Sir Francis Cromarty prit Mr. Fogg à part et l’engagea à réfléchir avant d’aller plus loin. Phileas Fogg répondit à son compagnon qu’il n’avait pas l’habitude d’agir sans réflexion, qu’il s’agissait en fin de compte d’un pari de vingt mille livres, que cet éléphant lui était nécessaire, et que, dût-il le payer vingt fois sa valeur, il aurait cet éléphant.

Mr. Fogg revint trouver l’Indien, dont les petits yeux, allumés par la convoitise, laissaient bien voir que pour lui ce n’était qu’une question de prix. Phileas Fogg offrit successivement douze cents livres, puis quinze cents, puis dix-huit cents, enfin deux mille (50,000 fr.). Passepartout, si rouge d’ordinaire, était pâle d’émotion.

À deux mille livres, l’Indien se rendit.

« Par mes babouches, s’écria Passepartout, voilà qui met à un beau prix la viande d’éléphant ! »

L’affaire conclue, il ne s’agissait plus que de trouver un guide. Ce fut plus facile. Un jeune Parsi, à la figure intelligente, offrit ses services. Mr. Fogg accepta et lui promit une forte rémunération, qui ne pouvait que doubler son intelligence.

L’éléphant fut amené et équipé sans retard. Le Parsi connaissait parfaitement le métier de « mahout » ou cornac. Il couvrit d’une sorte de housse le dos de l’éléphant et disposa, de chaque côté sur ses flancs, deux espèces de cacolets assez peu confortables.

Phileas Fogg paya l’Indien en bank-notes qui furent extraites du fameux sac. Il semblait vraiment qu’on les tirât des entrailles de Passepartout. Puis Mr. Fogg offrit à sir Francis Cromarty de le transporter à la station d’Allahabad. Le brigadier général accepta. Un voyageur de plus n’était pas pour fatiguer le gigantesque animal.

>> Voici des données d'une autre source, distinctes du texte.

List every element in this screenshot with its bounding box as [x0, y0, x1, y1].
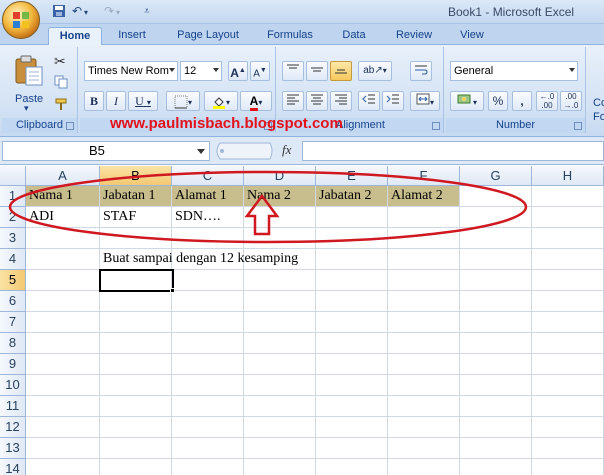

Des vivres furent achetées à Kholby. Sir Francis Cromarty prit place dans l’un des cacolets, Phileas Fogg dans l’autre. Passepartout se mit à califourchon sur la housse entre son maître et le brigadier général. Le Parsi se jucha sur le cou de l’éléphant, et à neuf heures l’animal, quittant la bourgade, s’enfonçait par le plus court dans l’épaisse forêt de lataniers.